Не дайте, чтоб измыслие вошло

поганым войском в млечный мир дитяти.

Для посягательств прыткого ума

возбранны створки замкнутой вселенной.

Прочь, самозванец, званый, как чума,

тем, что сияло и звалось Сиеной.

Влекут рабы ребенка паланкин.

Журчит зурна. Порхает опахало.

Меня – набег недуга полонил.

Всю ночь во лбу неслось и полыхало.

Прикрыть глаза. Сна гобелен соткать.

Разглядывать, не нагляжусь покамест,

Палаццо Пикколомини в закат

водвинутость и вогнутость, покатость,

объятья нежно-каменный зажим

вкруг зрелища: резвится мимолётность

внутри, и Дева-Вечность возлежит,

изгибом плавным опершись на локоть.

Сиены площадь так нарёк мой жар,

это его наречья идиома.

Оставим площадь – вечно возлежать

прелестной девой возле водоёма.

Врач смущена: – О чём вы? – Ни о чём.

В разор весны ступаю я с порога

не сведущим в хожденье новичком.

– Но что дитя? – Дитя? Дитя здорово.

Апрель 1990

Репино

Портрет, пейзаж и интерьер

Как строить твой портрет, дородное палаццо?

Втесался гость Коринф в дорический портал.

Стесняет сброд колонн лепнины опояска.

И зодчий был широк, и каменщик приврал.

Меж нами сходство есть, соитье розных родин.

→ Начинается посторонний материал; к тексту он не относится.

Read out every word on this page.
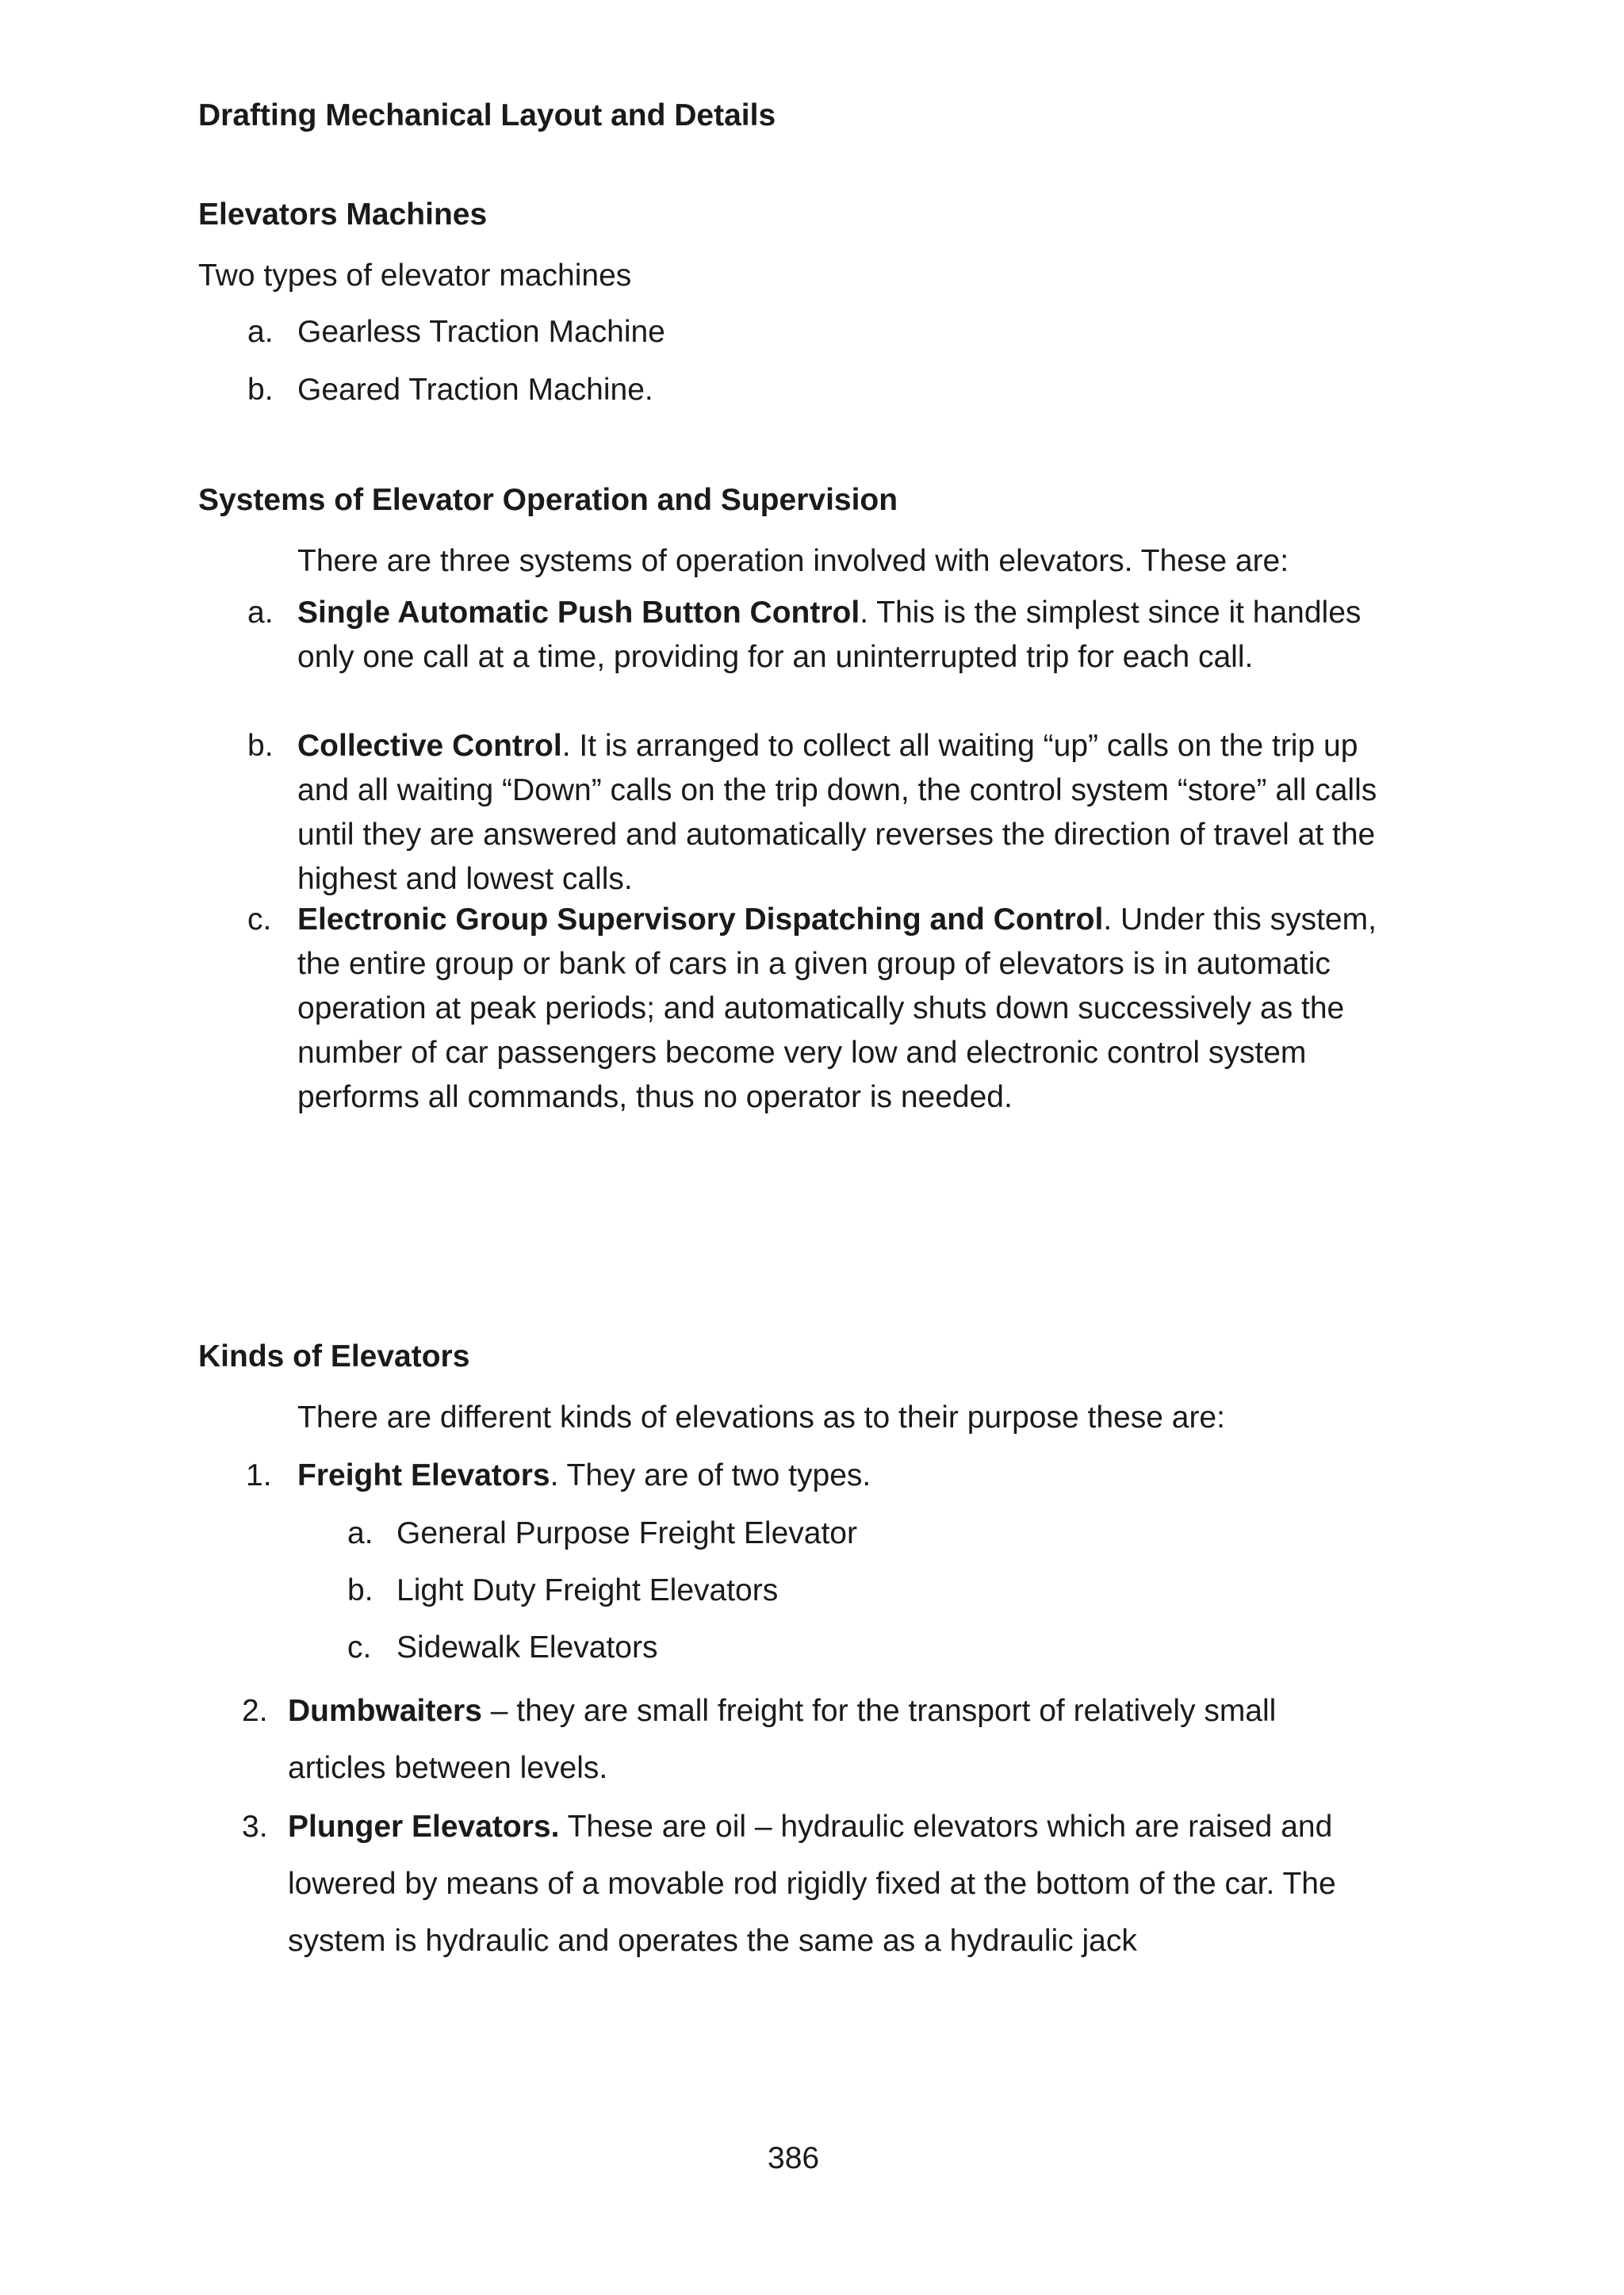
Drafting Mechanical Layout and Details
Elevators Machines
Two types of elevator machines
a. Gearless Traction Machine
b. Geared Traction Machine.
Systems of Elevator Operation and Supervision
There are three systems of operation involved with elevators. These are:
a. Single Automatic Push Button Control. This is the simplest since it handles only one call at a time, providing for an uninterrupted trip for each call.
b. Collective Control. It is arranged to collect all waiting “up” calls on the trip up and all waiting “Down” calls on the trip down, the control system “store” all calls until they are answered and automatically reverses the direction of travel at the highest and lowest calls.
c. Electronic Group Supervisory Dispatching and Control. Under this system, the entire group or bank of cars in a given group of elevators is in automatic operation at peak periods; and automatically shuts down successively as the number of car passengers become very low and electronic control system performs all commands, thus no operator is needed.
Kinds of Elevators
There are different kinds of elevations as to their purpose these are:
1. Freight Elevators. They are of two types.
a. General Purpose Freight Elevator
b. Light Duty Freight Elevators
c. Sidewalk Elevators
2. Dumbwaiters – they are small freight for the transport of relatively small articles between levels.
3. Plunger Elevators. These are oil – hydraulic elevators which are raised and lowered by means of a movable rod rigidly fixed at the bottom of the car. The system is hydraulic and operates the same as a hydraulic jack
386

Лишь глянет кто-нибудь, желая угадать,

в какой из них рождён наш многосущий ордер, —

разгадке не нужна во лбу седьмая пядь.

Собратен мне твой бред, но с наипущей лаской

пойду и погляжу, поглажу, назову:

мой тайный, милый мой, по кличке «мой миланский»,

гераневый балкон – на пруд и на зарю.

В окне – карниз и фриз, и бабий бант гирлянды.

Вид гипса – пучеглаз и пялиться горазд

на зрителя. Пора наведаться в герани.

Как в летке пыл и гул, должно быть, так горят.

За ели западал сплав ржавчины и злата.

Оранжевый? Жарко́й? Прикрас не обновил

красильщик ни один, и я смиренно знала:

прилипчив и линюч эпитет-анилин.

Но есть перо, каким миг бытия врисован

в природу – равный ей. Зарю и пруд сложу

с очнувшейся строкой и, по моим резонам,

«мой бунинский балкон» про мой балкон скажу.

Проверить сей туман за Глухово ходила.

А там стоял туман. Стыл островерхий лес.

Всё – вотчина моя. Родимо и едино:

Тамань – я там была, и сям была – Елец.

Прости, не прогони, приют порочных таинств.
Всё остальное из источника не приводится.